Wars are typically financed by borrowing and we expect a huge surge in government borrowing and a ballooning in national debt. This is not unprecedented: if we take World War Two as an example, government debt increased drastically. It is somewhat unprecedented in peacetime but if we are to continue with the war metaphor, we need to consider governmental borrowing in these terms and in similar time-frames.
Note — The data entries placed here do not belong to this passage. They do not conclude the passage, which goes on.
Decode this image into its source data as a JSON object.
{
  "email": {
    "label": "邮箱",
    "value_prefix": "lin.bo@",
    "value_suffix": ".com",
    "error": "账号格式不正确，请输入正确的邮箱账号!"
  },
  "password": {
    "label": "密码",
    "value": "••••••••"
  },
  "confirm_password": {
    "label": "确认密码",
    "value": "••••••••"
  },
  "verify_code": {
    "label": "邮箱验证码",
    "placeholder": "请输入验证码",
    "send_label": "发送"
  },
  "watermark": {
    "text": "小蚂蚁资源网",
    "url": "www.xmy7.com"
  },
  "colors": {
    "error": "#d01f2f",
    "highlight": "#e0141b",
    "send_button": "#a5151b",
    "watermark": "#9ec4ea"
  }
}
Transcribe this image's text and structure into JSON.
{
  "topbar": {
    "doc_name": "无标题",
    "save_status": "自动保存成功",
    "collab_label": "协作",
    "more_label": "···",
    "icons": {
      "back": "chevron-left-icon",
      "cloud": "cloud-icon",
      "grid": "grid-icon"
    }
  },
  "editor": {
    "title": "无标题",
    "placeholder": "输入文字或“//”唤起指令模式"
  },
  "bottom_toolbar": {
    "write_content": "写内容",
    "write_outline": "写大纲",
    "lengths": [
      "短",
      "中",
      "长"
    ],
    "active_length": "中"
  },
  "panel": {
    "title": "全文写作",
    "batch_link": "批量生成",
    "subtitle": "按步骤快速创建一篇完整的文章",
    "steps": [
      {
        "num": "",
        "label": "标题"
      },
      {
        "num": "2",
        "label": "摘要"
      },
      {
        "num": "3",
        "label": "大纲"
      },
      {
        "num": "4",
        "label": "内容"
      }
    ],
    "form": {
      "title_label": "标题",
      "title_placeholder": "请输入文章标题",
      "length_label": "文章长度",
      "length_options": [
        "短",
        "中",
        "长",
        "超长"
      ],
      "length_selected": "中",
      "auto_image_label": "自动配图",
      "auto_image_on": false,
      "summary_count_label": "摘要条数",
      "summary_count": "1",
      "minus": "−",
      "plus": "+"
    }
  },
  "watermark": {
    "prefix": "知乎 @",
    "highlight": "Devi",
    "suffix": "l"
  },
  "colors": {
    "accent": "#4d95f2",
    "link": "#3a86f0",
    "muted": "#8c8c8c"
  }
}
During the Second World War and the Napoleonic War, the national debt reached levels of between 220 and 240% of GDP which is two to three times greater than it is today. We expect the national debt to climb and to climb significantly, but it is still well within historic precedent. To what extent can we expect the national debt to climb? It clearly increased significantly during the Second World War but that was long and drawn-out, and hopefully this war against the coronavirus will be relatively short in comparison. If the national debt can be kept within manageable limits there is no need for it to result in inflation. Inflation can occur as a result of war, as witnessed in Germany following World War One, but it does not necessarily follow that governments have to resort to inflation to deal with a significant increase in national debt. At this stage, it is impossible to put a precise figure to the probable growth in national debt – to say it will be an increase of 10%, 20% or 30%, would simply be pulling figures from the air. However, debt at these levels are fundable and, particularly if funding costs remain low, it is likely that the economy will be able to cope without resorting to inflation. Taxes may rise for many of us, but the repayment of the cost of this crisis will be spread over several generations.
To conclude, this virus could have inflationary consequences, but we need to be more much alert to the deflationary impact this crisis may have, certainly in the short term. We do not need to be resigned to inflation over the long term although this is a risk that investors need to bear in mind when structuring portfolios.